Зов Водяного - Ольга ХЕ
— У тебя — целое государство, — заключила Арина, оглядываясь. — И все — дышит тобой.
— Вода дышит мной, — поправил он. — А они — водой. — В голосе не было похвальбы — только география.
Он повел ее дальше, вглубь, туда, где зал раскрывался — как водяной цветок — во второй, больший. Здесь стоял трон — если так можно назвать то переплетение корней, ребер ладей, крепких якорных цепей и старого древесного мяса. Он был не гладкий — составной, как все в мире воды. На подножье, среди полированных подпорок, поблескивали монеты — медные, серебряные — те, что бросали «на счастье» и которые ни один ныряльщик уже не выловит. На спинке висела наслоенная тьма — его плащ: не ткань, течения, ходули из теней, хвосты утренних туманов.
— Владыка, — было бы уместно упасть лицом в мох, но Арина стояла прямо. — Если это — знакомство, то скажу сразу: я не люблю железные замки. И не люблю, когда меня ведут, не спрося.
— Я веду только воду, — напомнил он, и свет медуз качнулся, как подтверждение. — Тебе — показал. Ты — видишь. Ты — скажешь. — Он поднял руку — зал стих, как лес перед грозой; даже пузырьки у кромки перестали подниматься, точно взяли паузу. — А теперь — сядь. Не на трон — рядом.
Рядом с «тронным» корневищем действительно стояло сиденье — вымытое течением до бархата коряжистое кресло, в которое можно было утонуть без опасности. Арина села — гордо, не уронив плеч. Вода под ладонью была упругая — поверхность кресла послушно пружинила.

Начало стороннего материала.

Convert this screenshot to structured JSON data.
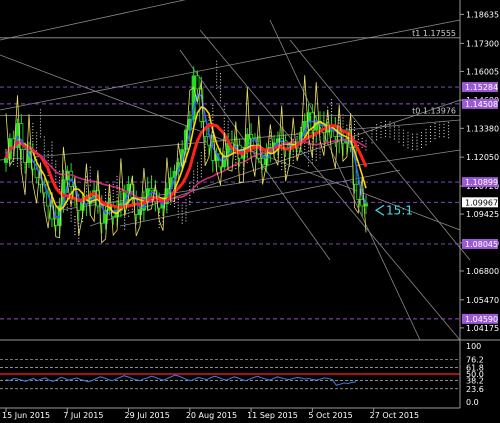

К ним подплыла одна из утопленниц-служанок — молодая, с русой прядью, белесой от воды. На ее руках — мохнатая, мягкая, как тело котенка, повязка из водяного мха. Она легко коснулась Арининых мокрых волос, отжимая их без боли; невесомый браслет на запястье звякнул — не слышно, ощущением. За ней — две кикиморы, кланяясь смешно и суетливо, держали на лапках плоскую раковину — в ней лежали тонкие, как лунный свет, лепешечки — из водяного теста, сладковатые, пахнущие мятой и чем-то знакомым — хлеб? Небось, это была молочная пена от подземных ключей, взбитая с медом. Арина куснула — язык узнал «сладко и ясно», и стало не так остро внутри.
— Скажи мне, — повернулась она к нему, когда первая острота «под водой» чуть притихла. — Почему — я? У тебя — полный дворец тех, кто поет. Тех, кто служит. Тех, кто знает твой взгляд.
Он не отводил глаз — как вода не отводит отражение, если ты на него смотришь честно.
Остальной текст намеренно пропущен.